The story goes, that one day a man ate the face off of another man. When they caught and examined the attacker, it appeared that he was already dead. Similar incidents began to occur around the whole goddamned globe at a rate so fast the governments of the world were helpless to respond by the time they were willing to accept that the dead were rising up from their graves to feed on the flesh of the living.

Like I say, I remember a little of that time before, but I was just a kid. Most of my life has been spent growing up in a civilization that was collapsing in on itself from the devastation of the outbreak. Every living, breathing human being was a refugee. We travelled in huge caravans from the major population centers — San Jose, California, in my case — to the countrysides, mountains, and plains, where we built camps that eventually became fortified cities.

If man is anything, he’s resilient, and at some point, the free fall of civilization slowed to a balance between the highest point on the Tower of Babel and complete anarchy.

In the U.S., regional governments sprang up in districts based roughly on the old state lines. The governors of each territory held most of the power, and they answered to the Assembly.

The Assembly was made up of military men, scientists, politicians, and intelligentsia — men and women of some supposed knowledge and power gathered together to rebuild the world. At least our little part of it.

There were stories of strongmen and tyrants ruling other former countries of the world and, truth be told, the members of the Assembly appointed themselves to power here. They voted in the governors as well. So, realistically, ours wasn’t exactly a democratic system either. Despite that fact, they insisted on continuing to call it the United States of America. Continuity, I guess.

Somewhere along the line, it occurred to the surviving remnants of humanity that much of the former world’s wealth had been left behind in the devastation of the major population centers. Retrieving it became a necessary, albeit undesirable, task and there arose the scavengers and junkmen, who created a thriving trade in service of that need.

Those who were crazy or desperate enough to travel to the cities and retrieve lost treasures came to be known as Reapers. And me, I’m one of those men — although I like to think of myself as a practical man, neither crazy, desperate, nor insane in the least.

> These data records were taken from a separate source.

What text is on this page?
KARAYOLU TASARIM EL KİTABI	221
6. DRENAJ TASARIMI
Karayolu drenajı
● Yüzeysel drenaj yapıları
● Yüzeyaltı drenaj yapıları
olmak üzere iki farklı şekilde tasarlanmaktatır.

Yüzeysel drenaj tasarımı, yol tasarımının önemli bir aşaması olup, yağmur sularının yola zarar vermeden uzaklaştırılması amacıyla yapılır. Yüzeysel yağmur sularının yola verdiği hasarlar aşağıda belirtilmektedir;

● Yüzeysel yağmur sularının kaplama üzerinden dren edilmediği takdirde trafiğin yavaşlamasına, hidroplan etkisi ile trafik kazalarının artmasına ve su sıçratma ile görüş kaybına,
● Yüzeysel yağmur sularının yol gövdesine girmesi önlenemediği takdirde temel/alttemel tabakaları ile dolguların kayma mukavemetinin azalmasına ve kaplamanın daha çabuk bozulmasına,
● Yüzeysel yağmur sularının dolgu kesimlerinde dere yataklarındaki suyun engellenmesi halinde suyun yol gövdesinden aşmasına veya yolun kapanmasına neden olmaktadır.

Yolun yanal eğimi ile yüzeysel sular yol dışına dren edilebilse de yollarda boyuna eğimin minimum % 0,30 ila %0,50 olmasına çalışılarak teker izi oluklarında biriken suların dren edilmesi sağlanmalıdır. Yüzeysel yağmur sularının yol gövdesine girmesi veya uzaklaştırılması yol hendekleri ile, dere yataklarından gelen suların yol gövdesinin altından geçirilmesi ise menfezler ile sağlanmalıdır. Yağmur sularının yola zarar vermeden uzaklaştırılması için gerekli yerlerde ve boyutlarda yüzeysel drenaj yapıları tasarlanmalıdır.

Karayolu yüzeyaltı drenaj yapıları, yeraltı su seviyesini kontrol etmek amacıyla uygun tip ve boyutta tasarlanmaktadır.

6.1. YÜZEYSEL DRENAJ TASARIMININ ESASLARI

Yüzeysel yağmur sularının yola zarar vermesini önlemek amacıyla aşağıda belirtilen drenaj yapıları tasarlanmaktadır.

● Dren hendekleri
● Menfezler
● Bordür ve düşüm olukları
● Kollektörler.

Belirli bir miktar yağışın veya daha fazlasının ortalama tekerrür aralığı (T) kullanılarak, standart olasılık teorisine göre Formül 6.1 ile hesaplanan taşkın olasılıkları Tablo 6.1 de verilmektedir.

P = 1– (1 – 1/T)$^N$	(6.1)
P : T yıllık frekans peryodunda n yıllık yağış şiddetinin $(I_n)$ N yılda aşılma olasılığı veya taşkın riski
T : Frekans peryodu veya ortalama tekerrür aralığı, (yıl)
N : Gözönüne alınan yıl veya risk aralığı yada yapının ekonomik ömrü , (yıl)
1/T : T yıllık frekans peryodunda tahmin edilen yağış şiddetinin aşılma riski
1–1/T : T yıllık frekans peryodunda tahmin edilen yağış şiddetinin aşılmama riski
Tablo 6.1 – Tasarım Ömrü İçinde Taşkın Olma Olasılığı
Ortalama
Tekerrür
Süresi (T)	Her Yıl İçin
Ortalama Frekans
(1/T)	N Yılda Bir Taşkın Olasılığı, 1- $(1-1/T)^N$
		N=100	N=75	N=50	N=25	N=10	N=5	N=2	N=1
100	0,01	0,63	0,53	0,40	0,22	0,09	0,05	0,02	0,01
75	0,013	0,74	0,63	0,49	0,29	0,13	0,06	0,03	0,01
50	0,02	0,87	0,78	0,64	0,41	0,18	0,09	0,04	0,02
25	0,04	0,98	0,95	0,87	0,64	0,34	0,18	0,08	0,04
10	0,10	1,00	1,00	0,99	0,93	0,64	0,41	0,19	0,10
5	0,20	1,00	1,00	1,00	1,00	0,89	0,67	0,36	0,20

For me, facing down death is just a trade, one I’m eminently suited for thanks to my time as a conscripted soldier in the militia. I spent years clearing the flesh-eating throngs of the dead from the countryside and driving them back to the old cities and urban centers. Way I see it, my choice of profession was an obvious one.

I have made notes on these times so that our struggle for survival might be preserved for future generations — should they come to be.

If you’re reading this, then perhaps they have.